A total of 223 trainees (127 junior and 96 senior) participated in this study. Only 55.2% of the trainees passed the knowledge test; senior trainees were more likely to pass the knowledge test compared to junior trainees (69.8% vs. 44.1%, p < 0.001). Female trainees were significantly more likely to pass the knowledge test than male trainees. While the attitude of senior and junior trainees was similar, more of the latter group worked in public clinic that provide better support where there is better support for outpatient anticoagulation treatment (e.g., same-day INR test, direct access echocardiogram, and warfarin in in-house pharmacy).
Vocational training in family medicine appears to improve primary care physicians' knowledge regarding the management of AF. Better knowledge will help vocationally trained primary care physicians to provide anticoagulation treatment for AF within primary care clinics. More optimal AF management within primary care can take place if the identified barriers are addressed and a shared care plan can be implemented.

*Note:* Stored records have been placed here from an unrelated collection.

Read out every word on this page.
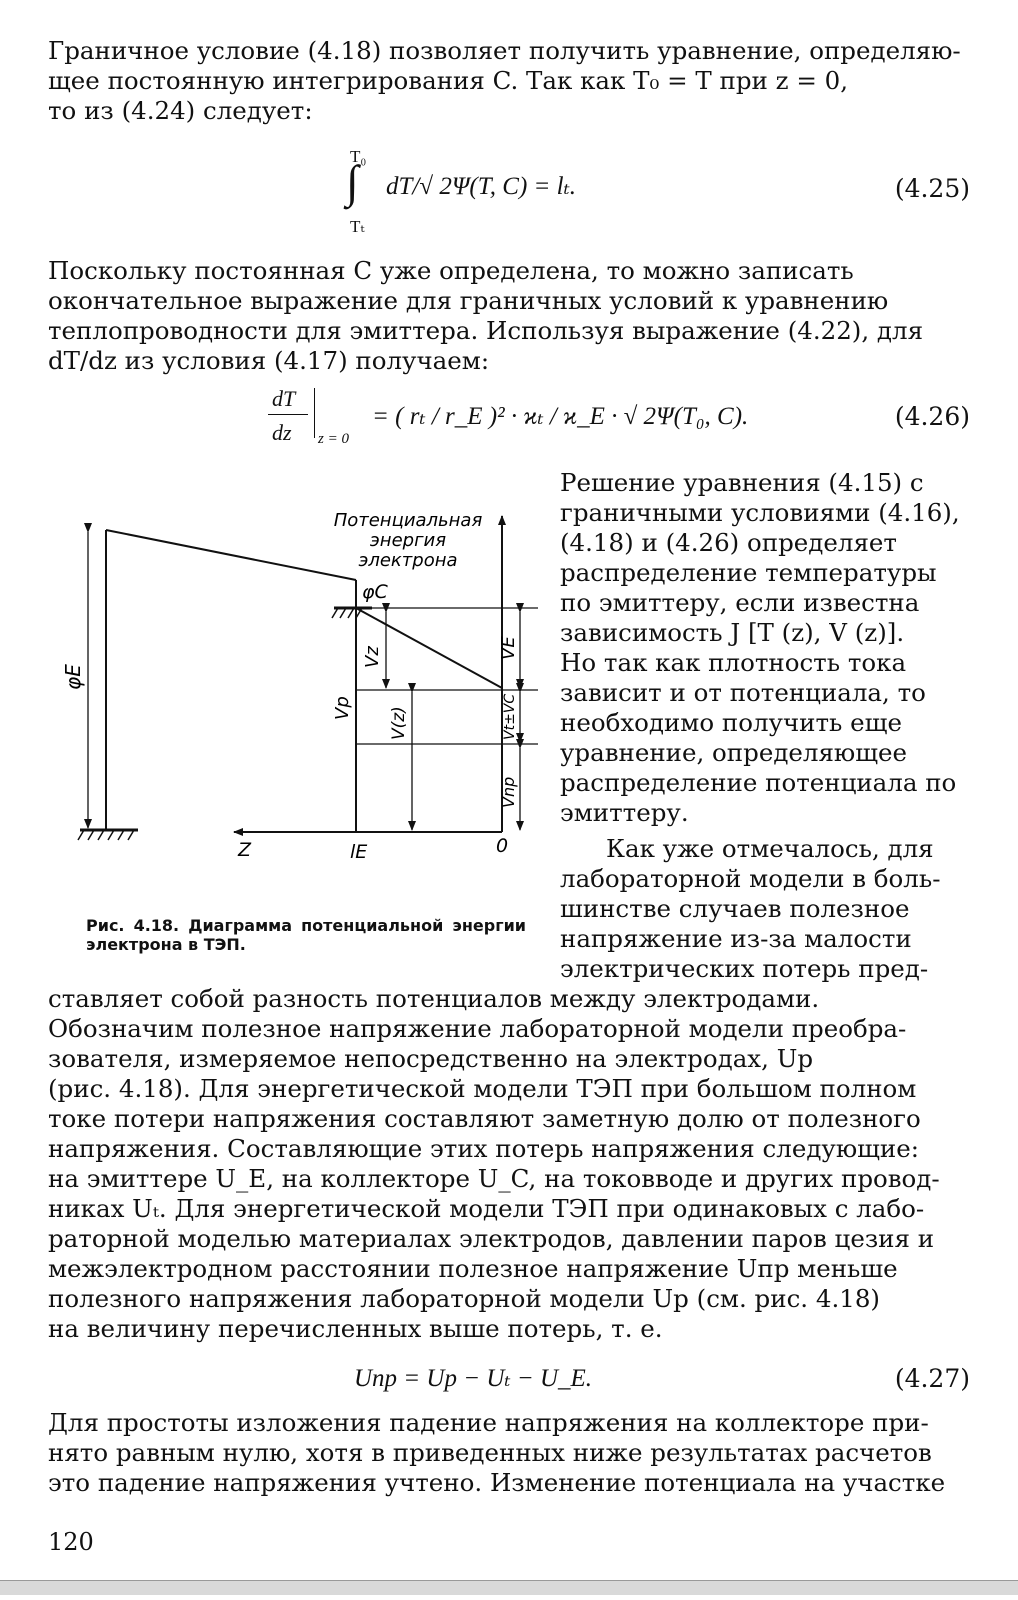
Граничное условие (4.18) позволяет получить уравнение, определяю-
щее постоянную интегрирования C. Так как T₀ = T при z = 0,
то из (4.24) следует:
T₀
∫
Tₜ
dT/√ 2Ψ(T, C) = lₜ.	(4.25)
Поскольку постоянная C уже определена, то можно записать
окончательное выражение для граничных условий к уравнению
теплопроводности для эмиттера. Используя выражение (4.22), для
dT/dz из условия (4.17) получаем:
dT
dz z = 0
= ( rₜ / r_E )² · ϰₜ / ϰ_E · √ 2Ψ(T₀, C).	(4.26)
Решение уравнения (4.15) с
граничными условиями (4.16),
(4.18) и (4.26) определяет
распределение температуры
по эмиттеру, если известна
зависимость J [T (z), V (z)].
Но так как плотность тока
зависит и от потенциала, то
необходимо получить еще
уравнение, определяющее
распределение потенциала по
эмиттеру.
Как уже отмечалось, для
лабораторной модели в боль-
шинстве случаев полезное
напряжение из-за малости
электрических потерь пред-
Потенциальная
энергия
электрона
φC
φE
Vz
Vp V(z)
VE
Vt±VC
Vnp
Z	lE	0
Рис. 4.18. Диаграмма потенциальной энергии электрона в ТЭП.
ставляет собой разность потенциалов между электродами.
Обозначим полезное напряжение лабораторной модели преобра-
зователя, измеряемое непосредственно на электродах, Uр
(рис. 4.18). Для энергетической модели ТЭП при большом полном
токе потери напряжения составляют заметную долю от полезного
напряжения. Составляющие этих потерь напряжения следующие:
на эмиттере U_E, на коллекторе U_C, на токовводе и других провод-
никах Uₜ. Для энергетической модели ТЭП при одинаковых с лабо-
раторной моделью материалах электродов, давлении паров цезия и
межэлектродном расстоянии полезное напряжение Uпр меньше
полезного напряжения лабораторной модели Uр (см. рис. 4.18)
на величину перечисленных выше потерь, т. е.
Uпр = Uр − Uₜ − U_E.	(4.27)
Для простоты изложения падение напряжения на коллекторе при-
нято равным нулю, хотя в приведенных ниже результатах расчетов
это падение напряжения учтено. Изменение потенциала на участке
120
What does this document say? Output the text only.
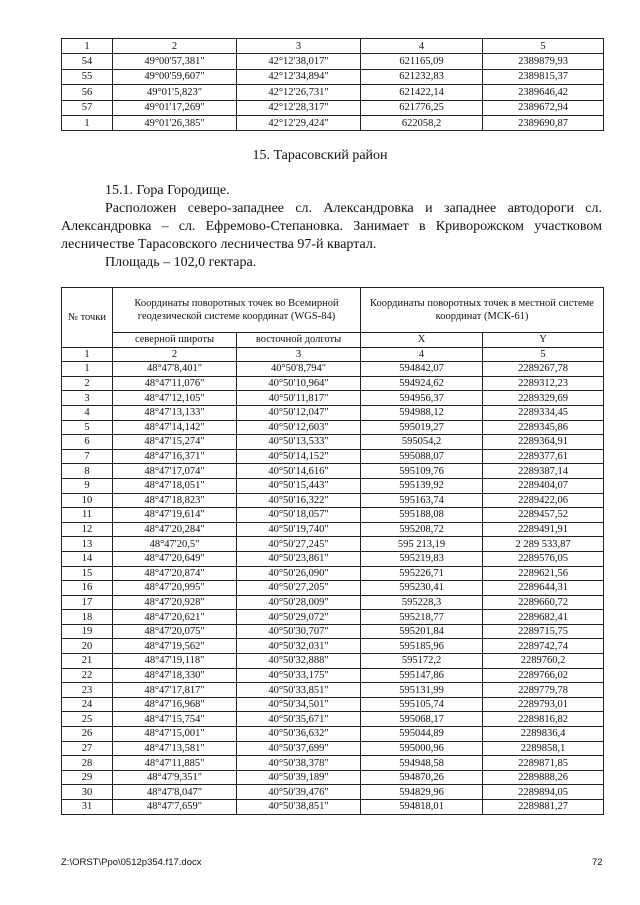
1	2	3	4	5
54	49°00'57,381"	42°12'38,017"	621165,09	2389879,93
55	49°00'59,607"	42°12'34,894"	621232,83	2389815,37
56	49°01'5,823"	42°12'26,731"	621422,14	2389646,42
57	49°01'17,269"	42°12'28,317"	621776,25	2389672,94
1	49°01'26,385"	42°12'29,424"	622058,2	2389690,87
15. Тарасовский район
15.1. Гора Городище.
Расположен северо-западнее сл. Александровка и западнее автодороги сл. Александровка – сл. Ефремово-Степановка. Занимает в Криворожском участковом лесничестве Тарасовского лесничества 97-й квартал.
Площадь – 102,0 гектара.
№ точки	Координаты поворотных точек во Всемирной геодезической системе координат (WGS-84)		Координаты поворотных точек в местной системе координат (МСК-61)	
	северной широты	восточной долготы	X	Y
1	2	3	4	5
1	48°47'8,401"	40°50'8,794"	594842,07	2289267,78
2	48°47'11,076"	40°50'10,964"	594924,62	2289312,23
3	48°47'12,105"	40°50'11,817"	594956,37	2289329,69
4	48°47'13,133"	40°50'12,047"	594988,12	2289334,45
5	48°47'14,142"	40°50'12,603"	595019,27	2289345,86
6	48°47'15,274"	40°50'13,533"	595054,2	2289364,91
7	48°47'16,371"	40°50'14,152"	595088,07	2289377,61
8	48°47'17,074"	40°50'14,616"	595109,76	2289387,14
9	48°47'18,051"	40°50'15,443"	595139,92	2289404,07
10	48°47'18,823"	40°50'16,322"	595163,74	2289422,06
11	48°47'19,614"	40°50'18,057"	595188,08	2289457,52
12	48°47'20,284"	40°50'19,740"	595208,72	2289491,91
13	48°47'20,5"	40°50'27,245"	595 213,19	2 289 533,87
14	48°47'20,649"	40°50'23,861"	595219,83	2289576,05
15	48°47'20,874"	40°50'26,090"	595226,71	2289621,56
16	48°47'20,995"	40°50'27,205"	595230,41	2289644,31
17	48°47'20,928"	40°50'28,009"	595228,3	2289660,72
18	48°47'20,621"	40°50'29,072"	595218,77	2289682,41
19	48°47'20,075"	40°50'30,707"	595201,84	2289715,75
20	48°47'19,562"	40°50'32,031"	595185,96	2289742,74
21	48°47'19,118"	40°50'32,888"	595172,2	2289760,2
22	48°47'18,330"	40°50'33,175"	595147,86	2289766,02
23	48°47'17,817"	40°50'33,851"	595131,99	2289779,78
24	48°47'16,968"	40°50'34,501"	595105,74	2289793,01
25	48°47'15,754"	40°50'35,671"	595068,17	2289816,82
26	48°47'15,001"	40°50'36,632"	595044,89	2289836,4
27	48°47'13,581"	40°50'37,699"	595000,96	2289858,1
28	48°47'11,885"	40°50'38,378"	594948,58	2289871,85
29	48°47'9,351"	40°50'39,189"	594870,26	2289888,26
30	48°47'8,047"	40°50'39,476"	594829,96	2289894,05
31	48°47'7,659"	40°50'38,851"	594818,01	2289881,27
Z:\ORST\Ppo\0512p354.f17.docx	72
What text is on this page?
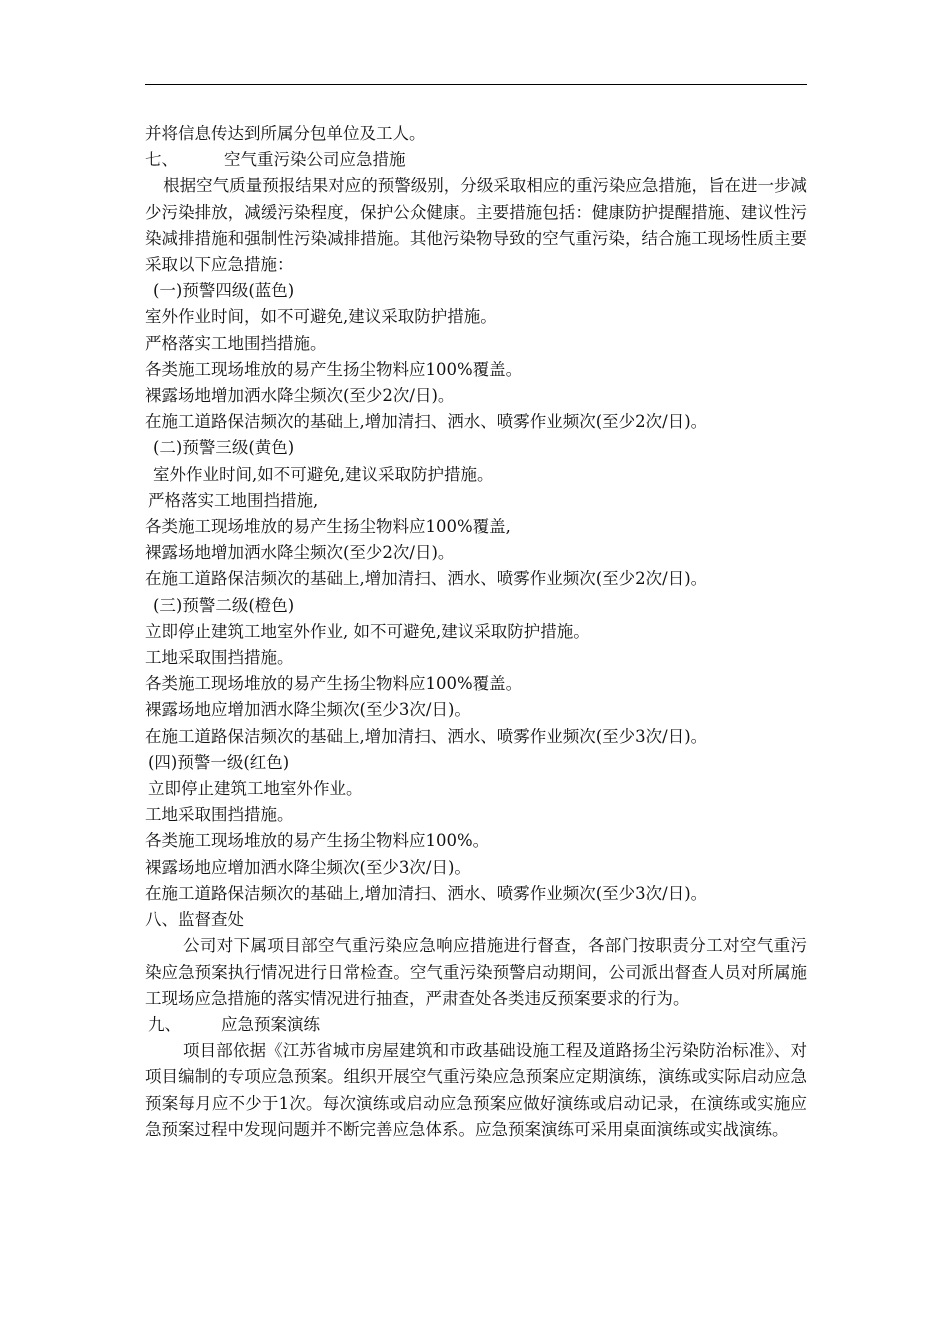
并将信息传达到所属分包单位及工人。
七、	空气重污染公司应急措施
根据空气质量预报结果对应的预警级别，分级采取相应的重污染应急措施，旨在进一步减少污染排放，减缓污染程度，保护公众健康。主要措施包括：健康防护提醒措施、建议性污染减排措施和强制性污染减排措施。其他污染物导致的空气重污染，结合施工现场性质主要采取以下应急措施：
(一)预警四级(蓝色)
室外作业时间，如不可避免,建议采取防护措施。
严格落实工地围挡措施。
各类施工现场堆放的易产生扬尘物料应100%覆盖。
裸露场地增加洒水降尘频次(至少2次/日)。
在施工道路保洁频次的基础上,增加清扫、洒水、喷雾作业频次(至少2次/日)。
(二)预警三级(黄色)
室外作业时间,如不可避免,建议采取防护措施。
严格落实工地围挡措施,
各类施工现场堆放的易产生扬尘物料应100%覆盖,
裸露场地增加洒水降尘频次(至少2次/日)。
在施工道路保洁频次的基础上,增加清扫、洒水、喷雾作业频次(至少2次/日)。
(三)预警二级(橙色)
立即停止建筑工地室外作业, 如不可避免,建议采取防护措施。
工地采取围挡措施。
各类施工现场堆放的易产生扬尘物料应100%覆盖。
裸露场地应增加洒水降尘频次(至少3次/日)。
在施工道路保洁频次的基础上,增加清扫、洒水、喷雾作业频次(至少3次/日)。
(四)预警一级(红色)
立即停止建筑工地室外作业。
工地采取围挡措施。
各类施工现场堆放的易产生扬尘物料应100%。
裸露场地应增加洒水降尘频次(至少3次/日)。
在施工道路保洁频次的基础上,增加清扫、洒水、喷雾作业频次(至少3次/日)。
八、监督查处
公司对下属项目部空气重污染应急响应措施进行督查，各部门按职责分工对空气重污染应急预案执行情况进行日常检查。空气重污染预警启动期间，公司派出督查人员对所属施工现场应急措施的落实情况进行抽查，严肃查处各类违反预案要求的行为。
九、 应急预案演练
项目部依据《江苏省城市房屋建筑和市政基础设施工程及道路扬尘污染防治标准》、对项目编制的专项应急预案。组织开展空气重污染应急预案应定期演练，演练或实际启动应急预案每月应不少于1次。每次演练或启动应急预案应做好演练或启动记录，在演练或实施应急预案过程中发现问题并不断完善应急体系。应急预案演练可采用桌面演练或实战演练。
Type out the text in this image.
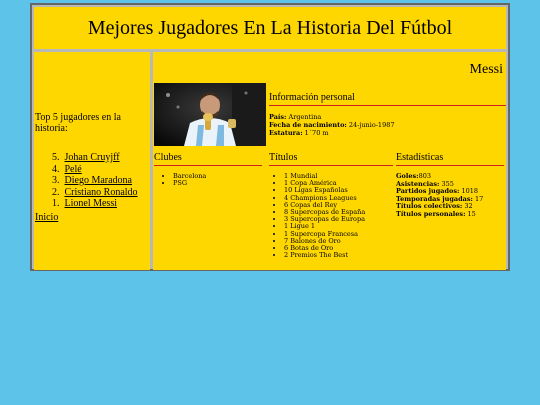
Mejores Jugadores En La Historia Del Fútbol
Top 5 jugadores en la historia:
5. Johan Cruyjff
4. Pelé
3. Diego Maradona
2. Cristiano Ronaldo
1. Lionel Messi
Inicio
Messi
Información personal
País: Argentina
Fecha de nacimiento: 24-junio-1987
Estatura: 1´70 m
Clubes
• Barcelona
• PSG
Títulos
• 1 Mundial
• 1 Copa América
• 10 Ligas Españolas
• 4 Champions Leagues
• 6 Copas del Rey
• 8 Supercopas de España
• 3 Supercopas de Europa
• 1 Ligue 1
• 1 Supercopa Francesa
• 7 Balones de Oro
• 6 Botas de Oro
• 2 Premios The Best
Estadísticas
Goles:803
Asistencias: 355
Partidos jugados: 1018
Temporadas jugadas: 17
Títulos colectivos: 32
Títulos personales: 15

已知心房颤动(AF)会导致中风和血栓栓塞,使中风风险增加五倍,死亡率几乎翻倍。最佳抗凝治疗可有效降低与房颤相关的死亡风险。然而,东亚国家房颤患者的抗凝药物处方率一直较低,在0.5%至28%之间。本研究旨在确定家庭医学职业培训是否能提高基层医疗医生在房颤管理方面的知识、态度和实践能力。
本调查是一项横断面研究,在为两组学员举办的集中研讨会上进行,使用经过验证的问卷:(i)初级学员是新入学的家庭医学研究生证书(GCFM)项目的研究生学员,(ii)高级学员是马来西亚家庭医生学会(AFPM)家庭医学高级培训(ATFM)项目的研究生学员。
共有223名学员(127名初级学员和96名高级学员)参与了本研究。只有55.2%的学员通过了知识测试;与初级学员相比,高级学员通过知识测试的可能性更大(69.8%对44.1%,p<0.001)。女性学员通过知识测试的可能性明显高于男性学员。虽然初级和高级学员的态度相似,但后者中有更多人在提供更好支持的公立诊所工作,那里对门诊抗凝治疗有更好的支持(例如,当日国际标准化比值(INR)检测、直接获取超声心动图以及内部药房提供华法林)。
家庭医学职业培训似乎能提高基层医疗医生关于房颤管理的知识。更好的知识将有助于经过职业培训的基层医疗医生在基层医疗诊所为房颤患者提供抗凝治疗。如果解决了已确定的障碍并实施共享护理计划,基层医疗中可以实现更优化的房颤管理。